Son entreprise, elle la crée de manière prudente. Accompagnée par la BGE, elle renonce à l’idée d’investir massivement dans des machines d’impression ou des objets décoratifs : « j’ai juste acheté une tablette graphique et je me suis dit : je vais commencer petit, avec le support le moins cher : le papier ». Elle se fait imprimer localement, à l’ESAT Jean Muriel de Lunay, par choix éthique autant que pratique : « c’est un établissement qui emploie des personnes en situation de handicap. Travailler avec eux, c’était pour moi une manière d’ancrer mon activité dans une logique de territoire et d’inclusion ».

Ce n’est qu’au fil des mois que son catalogue s’étoffe. Les affiches, aux couleurs franches et lumineuses, se déclinent en formats variés. Viendront ensuite les sacs, les T-shirts, les mugs et les fresques murales. Ses créations, nourries par une solide sensibilité esthétique, trouvent leur source dans la vie quotidienne, les émotions personnelles, les saisons, ou encore l’univers des mangas qu’elle affectionne depuis l’adolescence : « au collège, je dessinais pour mes frères, ma mère plastifiait les feuilles et ils les affichaient dans leur chambre ».

Une dimension profondément engagée

Si le style de Marie Tafilet séduit par sa vitalité graphique, il interpelle aussi par ses partis pris. L’illustratrice revendique une approche inclusive, notamment autour des corps féminins : « je voulais mettre en avant les femmes, mais pas que des femmes filiformes. Je connais beaucoup de gens qui se dévalorisent physiquement. Je trouve ça dommage, parce que la plupart du temps, ce sont des femmes que moi je trouve super belles ».

Son trait célèbre aussi les diversités de carnation, avec une prédilection pour les peaux foncées : « Je me dis que si je peux aider à normaliser la représentation de peaux non blanches, je veux le faire ». En artiste, elle aborde aussi des sujets plus douloureux, tels que la maladie ou le deuil. Elle a réalisé plusieurs dessins inspirés du cancer du sein, rendant visibles les corps féminins mutilés mais toujours beaux, dignes et puissants : « j’aimerais bien que des femmes voient ça et se disent : “elle est belle alors qu’elle n’a plus ses seins”. Ça peut redonner un peu confiance ».

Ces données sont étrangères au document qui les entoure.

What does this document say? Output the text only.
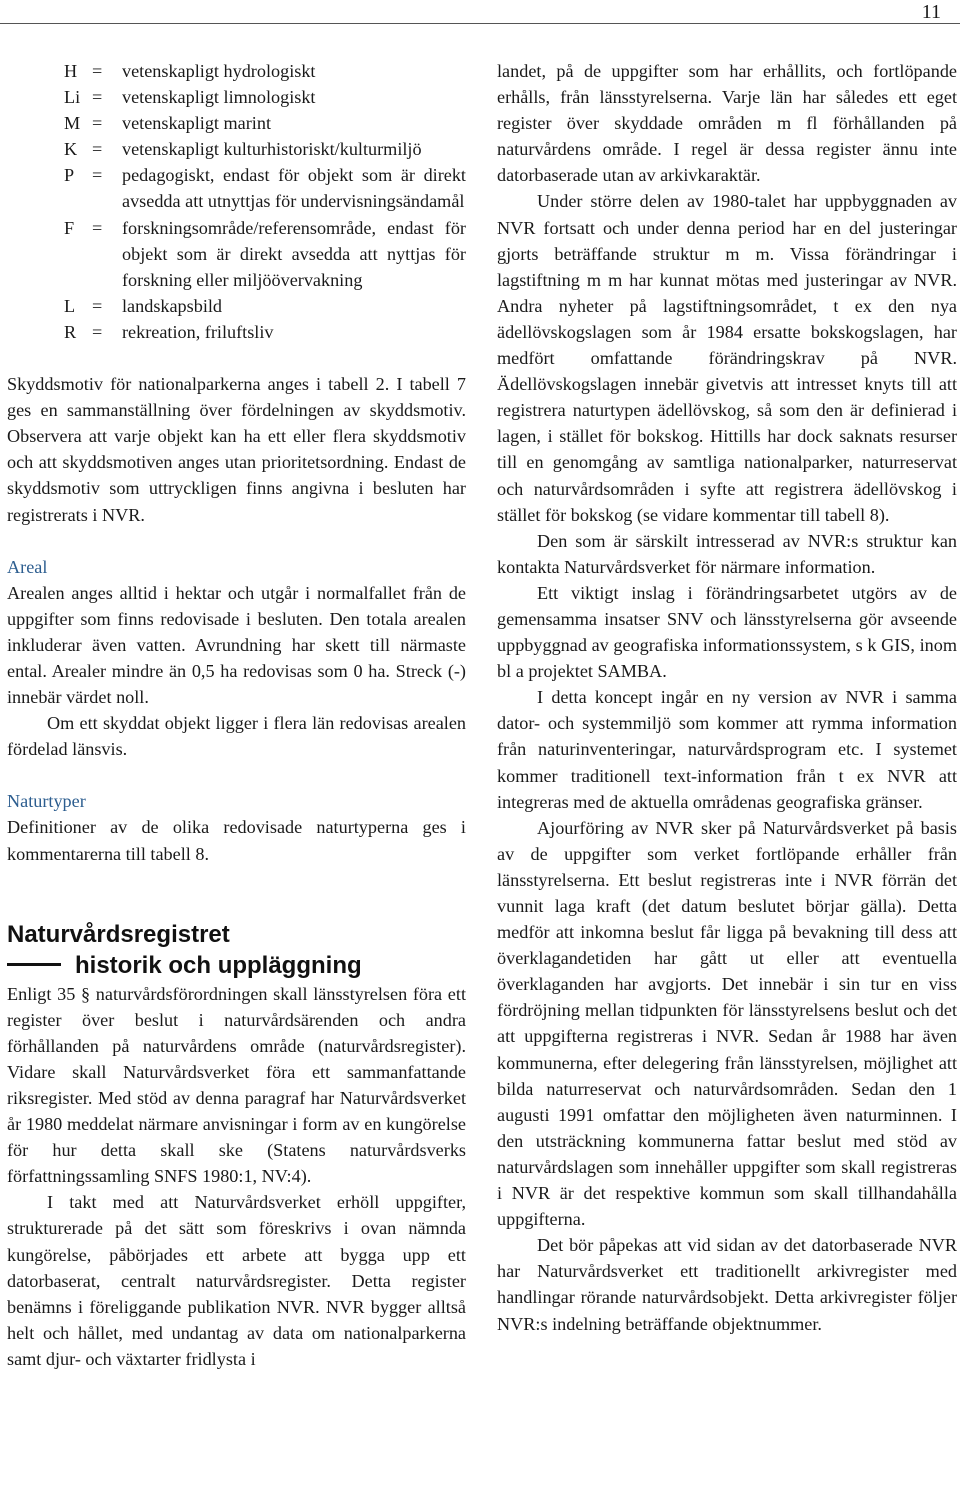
11
H =	vetenskapligt hydrologiskt
Li =	vetenskapligt limnologiskt
M =	vetenskapligt marint
K =	vetenskapligt kulturhistoriskt/kulturmiljö
P =	pedagogiskt, endast för objekt som är direkt avsedda att utnyttjas för undervisningsändamål
F =	forskningsområde/referensområde, endast för objekt som är direkt avsedda att nyttjas för forskning eller miljöövervakning
L =	landskapsbild
R =	rekreation, friluftsliv

Skyddsmotiv för nationalparkerna anges i tabell 2. I tabell 7 ges en sammanställning över fördelningen av skyddsmotiv. Observera att varje objekt kan ha ett eller flera skyddsmotiv och att skyddsmotiven anges utan prioritetsordning. Endast de skyddsmotiv som uttryckligen finns angivna i besluten har registrerats i NVR.

Areal

Arealen anges alltid i hektar och utgår i normalfallet från de uppgifter som finns redovisade i besluten. Den totala arealen inkluderar även vatten. Avrundning har skett till närmaste ental. Arealer mindre än 0,5 ha redovisas som 0 ha. Streck (-) innebär värdet noll.

Om ett skyddat objekt ligger i flera län redovisas arealen fördelad länsvis.

Naturtyper

Definitioner av de olika redovisade naturtyperna ges i kommentarerna till tabell 8.

Naturvårdsregistret

historik och uppläggning

Enligt 35 § naturvårdsförordningen skall länsstyrelsen föra ett register över beslut i naturvårdsärenden och andra förhållanden på naturvårdens område (naturvårdsregister). Vidare skall Naturvårdsverket föra ett sammanfattande riksregister. Med stöd av denna paragraf har Naturvårdsverket år 1980 meddelat närmare anvisningar i form av en kungörelse för hur detta skall ske (Statens naturvårdsverks författningssamling SNFS 1980:1, NV:4).

I takt med att Naturvårdsverket erhöll uppgifter, strukturerade på det sätt som föreskrivs i ovan nämnda kungörelse, påbörjades ett arbete att bygga upp ett datorbaserat, centralt naturvårdsregister. Detta register benämns i föreliggande publikation NVR. NVR bygger alltså helt och hållet, med undantag av data om nationalparkerna samt djur- och växtarter fridlysta i

landet, på de uppgifter som har erhållits, och fortlöpande erhålls, från länsstyrelserna. Varje län har således ett eget register över skyddade områden m fl förhållanden på naturvårdens område. I regel är dessa register ännu inte datorbaserade utan av arkivkaraktär.

Under större delen av 1980-talet har uppbyggnaden av NVR fortsatt och under denna period har en del justeringar gjorts beträffande struktur m m. Vissa förändringar i lagstiftning m m har kunnat mötas med justeringar av NVR. Andra nyheter på lagstiftningsområdet, t ex den nya ädellövskogslagen som år 1984 ersatte bokskogslagen, har medfört omfattande förändringskrav på NVR. Ädellövskogslagen innebär givetvis att intresset knyts till att registrera naturtypen ädellövskog, så som den är definierad i lagen, i stället för bokskog. Hittills har dock saknats resurser till en genomgång av samtliga nationalparker, naturreservat och naturvårdsområden i syfte att registrera ädellövskog i stället för bokskog (se vidare kommentar till tabell 8).

Den som är särskilt intresserad av NVR:s struktur kan kontakta Naturvårdsverket för närmare information.

Ett viktigt inslag i förändringsarbetet utgörs av de gemensamma insatser SNV och länsstyrelserna gör avseende uppbyggnad av geografiska informationssystem, s k GIS, inom bl a projektet SAMBA.

I detta koncept ingår en ny version av NVR i samma dator- och systemmiljö som kommer att rymma information från naturinventeringar, naturvårdsprogram etc. I systemet kommer traditionell text-information från t ex NVR att integreras med de aktuella områdenas geografiska gränser.

Ajourföring av NVR sker på Naturvårdsverket på basis av de uppgifter som verket fortlöpande erhåller från länsstyrelserna. Ett beslut registreras inte i NVR förrän det vunnit laga kraft (det datum beslutet börjar gälla). Detta medför att inkomna beslut får ligga på bevakning till dess att överklagandetiden har gått ut eller att eventuella överklaganden har avgjorts. Det innebär i sin tur en viss fördröjning mellan tidpunkten för länsstyrelsens beslut och det att uppgifterna registreras i NVR. Sedan år 1988 har även kommunerna, efter delegering från länsstyrelsen, möjlighet att bilda naturreservat och naturvårdsområden. Sedan den 1 augusti 1991 omfattar den möjligheten även naturminnen. I den utsträckning kommunerna fattar beslut med stöd av naturvårdslagen som innehåller uppgifter som skall registreras i NVR är det respektive kommun som skall tillhandahålla uppgifterna.

Det bör påpekas att vid sidan av det datorbaserade NVR har Naturvårdsverket ett traditionellt arkivregister med handlingar rörande naturvårdsobjekt. Detta arkivregister följer NVR:s indelning beträffande objektnummer.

Quant à la mort, elle l’évoque plus discrètement, mais avec la même sincérité : « j’ai fait une seule illustration sur le deuil. C’est difficile à rendre beau. Mais je mets beaucoup de moi-même dedans ».

Une activité multiforme et artisanale

Outre les créations en vente sur son site (https://bubblee.fr), Marie Tafilet répond à des commandes de fresques et de portraits personnalisés. Ces derniers, sans traits du visage, jouent sur les ombres, les volumes, les attitudes. « Je me suis dit : et si je retirais les yeux, le nez, la bouche ? Finalement, on reconnaît les gens quand même, et ça me permet de jouer autrement avec l’émotion ». Elle réalise aussi, ponctuellement, des logos, des affiches d’événements, ou des compositions sur mesure, comme récemment un triptyque représentant Nantes pour un client du coin : « on a mené le projet ensemble, de A à Z, c’est très gratifiant ».

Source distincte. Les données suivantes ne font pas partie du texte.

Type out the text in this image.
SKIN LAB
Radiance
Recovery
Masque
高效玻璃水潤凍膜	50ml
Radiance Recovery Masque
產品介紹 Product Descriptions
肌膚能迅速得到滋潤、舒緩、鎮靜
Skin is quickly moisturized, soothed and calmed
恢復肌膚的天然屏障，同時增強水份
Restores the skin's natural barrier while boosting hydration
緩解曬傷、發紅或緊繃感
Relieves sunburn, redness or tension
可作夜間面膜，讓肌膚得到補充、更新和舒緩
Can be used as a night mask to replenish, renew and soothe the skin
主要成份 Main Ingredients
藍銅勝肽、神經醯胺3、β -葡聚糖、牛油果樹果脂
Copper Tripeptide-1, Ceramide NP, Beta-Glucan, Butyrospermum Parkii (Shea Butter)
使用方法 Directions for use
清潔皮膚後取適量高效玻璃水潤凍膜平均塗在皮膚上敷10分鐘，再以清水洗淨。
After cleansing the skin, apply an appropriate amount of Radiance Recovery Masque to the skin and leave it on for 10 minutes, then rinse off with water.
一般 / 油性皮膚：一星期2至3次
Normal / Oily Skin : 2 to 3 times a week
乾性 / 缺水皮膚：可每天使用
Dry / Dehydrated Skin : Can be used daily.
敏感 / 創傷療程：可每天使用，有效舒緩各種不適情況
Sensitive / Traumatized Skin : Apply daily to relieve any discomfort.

Depuis peu, elle se consacre aussi à la réalisation de fresques murales, projetées à l’aide d’un rétroprojecteur pour garantir l’exactitude du trait. Ces fresques, toujours très colorées, commencent à orner des murs chez des particuliers.

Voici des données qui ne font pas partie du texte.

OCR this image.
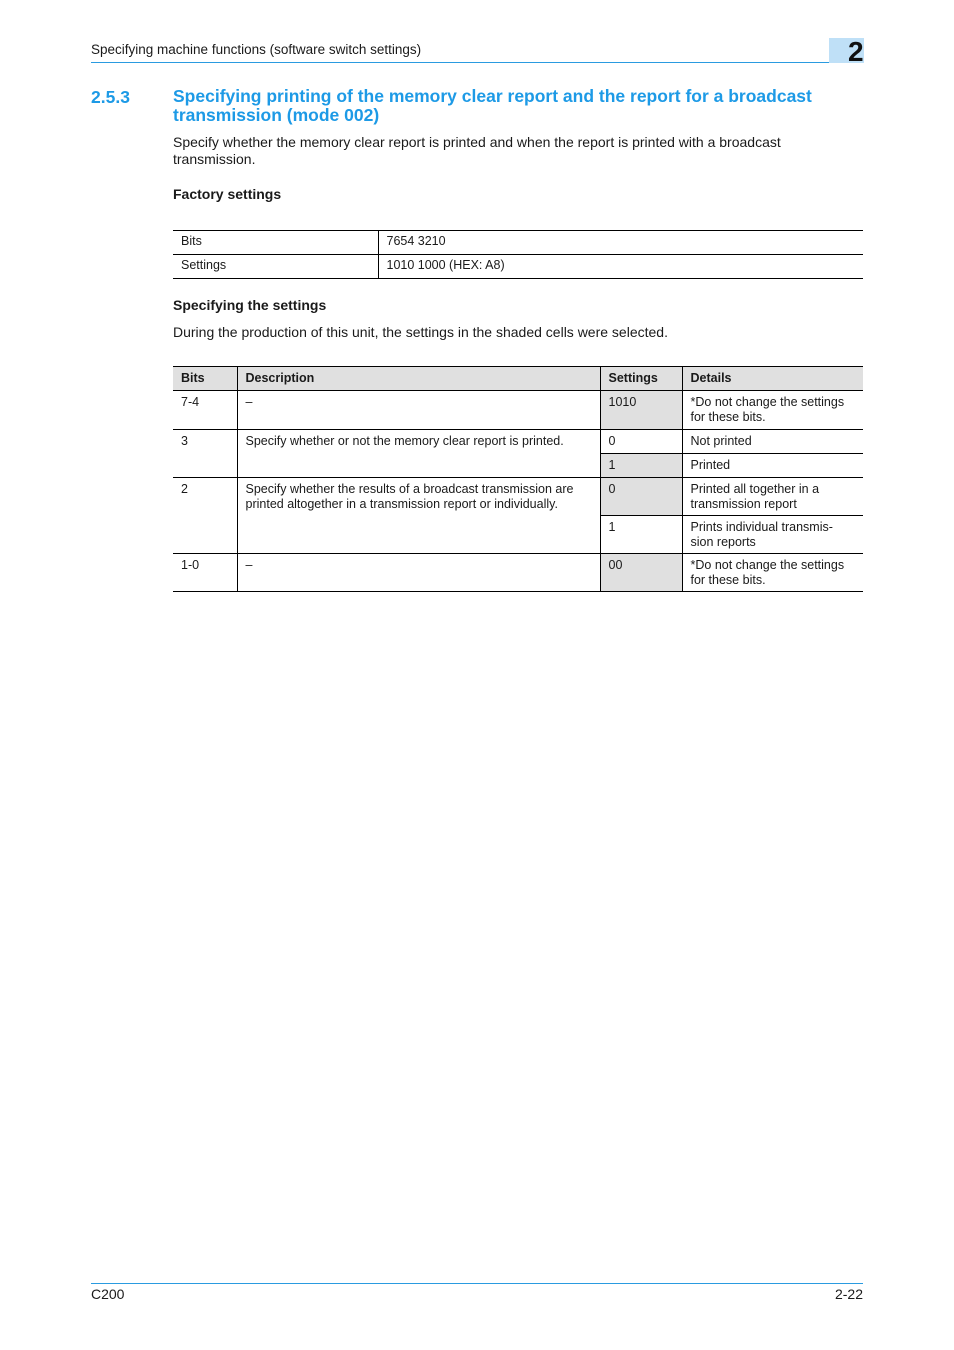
Specifying machine functions (software switch settings)	2
2.5.3 Specifying printing of the memory clear report and the report for a broadcast transmission (mode 002)
Specify whether the memory clear report is printed and when the report is printed with a broadcast transmission.
Factory settings
Bits	7654 3210
Settings	1010 1000 (HEX: A8)
Specifying the settings
During the production of this unit, the settings in the shaded cells were selected.
Bits	Description	Settings	Details
7-4	–	1010	*Do not change the settings for these bits.
3	Specify whether or not the memory clear report is printed.	0	Not printed
		1	Printed
2	Specify whether the results of a broadcast transmission are printed altogether in a transmission report or individually.	0	Printed all together in a transmission report
		1	Prints individual transmis-sion reports
1-0	–	00	*Do not change the settings for these bits.
C200	2-22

Marie identifie de plus en plus précisément son public : amateur de couleur, d’énergie positive, de représentations modernes. Ses dessins colorés, souvent joyeux malgré des thématiques parfois graves, sont perçus avec chaleur : « souvent, ce sont les dessins que je fais dans une optique triste qui sont reçus comme joyeux. Je trouve ça beau, cette réinterprétation ».

Aujourd’hui, Marie Tafilet vit une aventure exigeante, instable, mais porteuse de sens. Elle travaille sans compter ses heures, gère ses stocks, ses impressions, ses expéditions, et multiplie les occasions d’échange : « travailler pour moi, ça ne m’embête pas. Je me dis que là, je peux vraiment mener des projets à terme ». Une démarche singulière qui, en silence, trace son sillon.